The plan, concocted by United Nations's Office for the Coordination of Humanitarian Affairs, involves creating genetically modified mosquitoes that either kill or sterilize themselves.The United Nations' aim is to combat Dengue fever through the genetic manipulation of nature.
As with other genetically modified organisms, the long-term repercussions are widely unknown, and introducing a genetically modified creature into the environment may make for the genetic coding of an entire species to be altered.
Scientists fighting mosquito-borne diseases are racing to obtain approval to release genetically modified insects designed to stop the spread of dengue, a potentially fatal virus.

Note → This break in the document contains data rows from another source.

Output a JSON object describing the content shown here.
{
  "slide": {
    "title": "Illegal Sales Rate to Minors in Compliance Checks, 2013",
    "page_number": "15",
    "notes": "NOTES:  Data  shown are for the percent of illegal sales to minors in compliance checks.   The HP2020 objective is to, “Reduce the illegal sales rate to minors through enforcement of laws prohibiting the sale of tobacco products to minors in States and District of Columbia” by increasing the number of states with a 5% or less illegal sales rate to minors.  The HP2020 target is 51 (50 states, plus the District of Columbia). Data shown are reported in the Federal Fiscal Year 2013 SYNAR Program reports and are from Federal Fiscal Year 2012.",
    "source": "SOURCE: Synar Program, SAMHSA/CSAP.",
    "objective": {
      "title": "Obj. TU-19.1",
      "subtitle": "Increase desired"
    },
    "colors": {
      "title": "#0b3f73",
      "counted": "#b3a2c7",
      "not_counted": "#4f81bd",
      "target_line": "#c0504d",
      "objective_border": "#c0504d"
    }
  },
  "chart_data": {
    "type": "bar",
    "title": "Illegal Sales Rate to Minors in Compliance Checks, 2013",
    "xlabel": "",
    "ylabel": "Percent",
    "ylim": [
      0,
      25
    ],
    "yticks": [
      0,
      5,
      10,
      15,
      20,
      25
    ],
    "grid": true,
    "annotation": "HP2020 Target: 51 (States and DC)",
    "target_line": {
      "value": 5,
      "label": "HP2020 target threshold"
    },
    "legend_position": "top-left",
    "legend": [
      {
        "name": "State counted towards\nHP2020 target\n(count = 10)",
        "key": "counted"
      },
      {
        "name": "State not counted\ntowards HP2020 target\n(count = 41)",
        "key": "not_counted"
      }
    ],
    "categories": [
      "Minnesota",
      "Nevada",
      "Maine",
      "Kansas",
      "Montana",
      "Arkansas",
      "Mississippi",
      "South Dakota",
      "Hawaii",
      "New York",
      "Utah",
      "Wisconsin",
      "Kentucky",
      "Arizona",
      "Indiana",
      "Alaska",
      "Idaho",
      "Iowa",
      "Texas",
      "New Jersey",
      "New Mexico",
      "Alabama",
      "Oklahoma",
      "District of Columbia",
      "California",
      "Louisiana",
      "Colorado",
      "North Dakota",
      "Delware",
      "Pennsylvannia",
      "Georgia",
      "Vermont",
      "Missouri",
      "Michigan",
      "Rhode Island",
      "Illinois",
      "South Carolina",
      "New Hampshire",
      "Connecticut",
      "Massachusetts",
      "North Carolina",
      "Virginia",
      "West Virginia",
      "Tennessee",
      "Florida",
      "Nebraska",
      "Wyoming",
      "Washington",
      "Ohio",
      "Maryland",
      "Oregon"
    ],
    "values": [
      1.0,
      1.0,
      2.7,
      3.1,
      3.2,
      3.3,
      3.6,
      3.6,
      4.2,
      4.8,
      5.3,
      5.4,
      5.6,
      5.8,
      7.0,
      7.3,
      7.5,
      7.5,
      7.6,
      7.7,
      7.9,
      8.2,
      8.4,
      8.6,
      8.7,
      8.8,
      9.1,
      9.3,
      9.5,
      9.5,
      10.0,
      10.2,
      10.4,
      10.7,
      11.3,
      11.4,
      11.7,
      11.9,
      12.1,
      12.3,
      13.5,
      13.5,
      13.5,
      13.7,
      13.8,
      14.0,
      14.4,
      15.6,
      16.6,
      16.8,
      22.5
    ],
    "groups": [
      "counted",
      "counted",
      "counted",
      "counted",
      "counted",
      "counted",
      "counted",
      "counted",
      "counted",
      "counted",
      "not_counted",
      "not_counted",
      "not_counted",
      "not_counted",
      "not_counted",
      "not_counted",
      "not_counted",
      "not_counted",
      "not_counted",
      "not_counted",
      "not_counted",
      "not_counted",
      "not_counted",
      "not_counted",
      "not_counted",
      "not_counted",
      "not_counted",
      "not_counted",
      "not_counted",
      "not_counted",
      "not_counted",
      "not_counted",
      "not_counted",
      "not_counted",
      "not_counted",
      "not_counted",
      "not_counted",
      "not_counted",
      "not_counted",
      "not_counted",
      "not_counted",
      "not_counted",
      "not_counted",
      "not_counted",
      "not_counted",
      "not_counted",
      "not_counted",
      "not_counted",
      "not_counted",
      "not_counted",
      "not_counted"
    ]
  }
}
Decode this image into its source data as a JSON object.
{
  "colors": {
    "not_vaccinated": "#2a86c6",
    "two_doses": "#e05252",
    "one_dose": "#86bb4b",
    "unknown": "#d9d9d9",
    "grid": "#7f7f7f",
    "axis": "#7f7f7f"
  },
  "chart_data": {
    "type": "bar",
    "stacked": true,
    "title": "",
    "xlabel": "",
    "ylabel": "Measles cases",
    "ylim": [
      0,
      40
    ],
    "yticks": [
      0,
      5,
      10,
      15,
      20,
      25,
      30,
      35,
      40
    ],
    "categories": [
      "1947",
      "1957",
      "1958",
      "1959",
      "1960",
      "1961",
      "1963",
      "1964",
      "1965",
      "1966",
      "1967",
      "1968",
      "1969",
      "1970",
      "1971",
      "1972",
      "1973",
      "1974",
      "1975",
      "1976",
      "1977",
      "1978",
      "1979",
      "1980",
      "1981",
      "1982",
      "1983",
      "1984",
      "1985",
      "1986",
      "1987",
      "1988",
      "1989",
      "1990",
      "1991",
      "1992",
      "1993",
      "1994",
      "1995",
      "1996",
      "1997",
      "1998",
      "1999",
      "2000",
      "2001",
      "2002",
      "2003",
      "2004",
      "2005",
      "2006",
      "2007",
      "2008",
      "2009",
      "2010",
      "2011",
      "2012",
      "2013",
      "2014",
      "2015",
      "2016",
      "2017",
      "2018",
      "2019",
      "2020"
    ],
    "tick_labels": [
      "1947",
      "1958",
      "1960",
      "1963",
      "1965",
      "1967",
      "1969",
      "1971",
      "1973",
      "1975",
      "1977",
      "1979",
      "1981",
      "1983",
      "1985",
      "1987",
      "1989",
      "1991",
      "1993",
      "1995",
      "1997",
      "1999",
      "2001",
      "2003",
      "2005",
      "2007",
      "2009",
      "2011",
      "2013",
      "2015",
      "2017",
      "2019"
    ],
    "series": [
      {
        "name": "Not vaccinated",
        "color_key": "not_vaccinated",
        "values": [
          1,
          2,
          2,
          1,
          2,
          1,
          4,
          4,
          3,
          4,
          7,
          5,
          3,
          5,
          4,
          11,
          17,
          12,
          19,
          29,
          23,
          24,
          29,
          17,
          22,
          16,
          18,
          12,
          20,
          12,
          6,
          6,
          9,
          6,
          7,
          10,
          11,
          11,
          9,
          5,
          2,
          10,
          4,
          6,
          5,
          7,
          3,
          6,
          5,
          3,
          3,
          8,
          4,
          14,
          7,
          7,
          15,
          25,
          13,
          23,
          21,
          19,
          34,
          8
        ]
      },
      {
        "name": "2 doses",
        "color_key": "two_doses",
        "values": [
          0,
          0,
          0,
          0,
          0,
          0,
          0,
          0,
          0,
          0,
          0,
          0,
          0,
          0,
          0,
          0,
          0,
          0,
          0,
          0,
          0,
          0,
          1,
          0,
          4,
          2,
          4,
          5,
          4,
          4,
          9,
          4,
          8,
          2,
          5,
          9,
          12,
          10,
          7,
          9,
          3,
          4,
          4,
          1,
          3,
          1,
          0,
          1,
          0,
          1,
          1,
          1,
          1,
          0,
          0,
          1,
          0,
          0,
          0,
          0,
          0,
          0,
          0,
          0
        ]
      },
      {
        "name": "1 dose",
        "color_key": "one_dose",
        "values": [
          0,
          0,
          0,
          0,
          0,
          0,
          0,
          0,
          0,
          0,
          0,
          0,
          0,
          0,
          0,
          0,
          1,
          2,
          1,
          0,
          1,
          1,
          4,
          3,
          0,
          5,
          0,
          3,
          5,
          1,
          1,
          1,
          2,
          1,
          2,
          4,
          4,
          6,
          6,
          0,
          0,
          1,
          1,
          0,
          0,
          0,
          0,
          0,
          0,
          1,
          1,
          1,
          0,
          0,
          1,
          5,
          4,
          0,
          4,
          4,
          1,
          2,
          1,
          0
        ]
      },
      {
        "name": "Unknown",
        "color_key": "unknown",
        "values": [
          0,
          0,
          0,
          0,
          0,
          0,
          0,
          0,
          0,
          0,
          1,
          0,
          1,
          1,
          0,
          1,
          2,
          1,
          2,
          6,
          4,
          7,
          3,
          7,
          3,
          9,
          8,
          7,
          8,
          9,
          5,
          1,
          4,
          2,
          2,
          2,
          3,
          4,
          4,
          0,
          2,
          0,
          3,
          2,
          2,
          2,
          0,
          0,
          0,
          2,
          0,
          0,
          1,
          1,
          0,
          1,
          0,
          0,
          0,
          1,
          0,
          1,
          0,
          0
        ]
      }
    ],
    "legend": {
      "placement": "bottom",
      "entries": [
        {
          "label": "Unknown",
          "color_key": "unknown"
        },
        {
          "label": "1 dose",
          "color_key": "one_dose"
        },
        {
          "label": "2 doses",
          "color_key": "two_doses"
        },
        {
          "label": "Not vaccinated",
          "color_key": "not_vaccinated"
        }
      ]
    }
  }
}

"People generally do not like the unknown and are alarmist. Because there has never been a [field] release of GM [genetically modified] mosquitoes, critics are free to imagine what can possibly go wrong," said UK-based entomologist and professor at Imperial College London, John Mumford.
However, such moves have made environmentalists nervous as a science long used in agriculture is applied to public health.
These mosquitoes are engineered with an extra gene or inserted bacterium or have had a gene altered so that either their offspring are sterile and unable to spread dengue, or simply die.
The report goes on to credit the Bill & Melinda Gates Foundation for funding Australian researchers from the University of Queensland, which received approval to release the genetically modified mosquitoes in December.
Australian researchers from the University of Queensland, funded by the Bill & Melinda Gates Foundation, have received regulatory approval to begin in December to release mosquitoes infected with a bacterium that prevents the dengue virus from multiplying, as has the Malaysian Ministry of Health.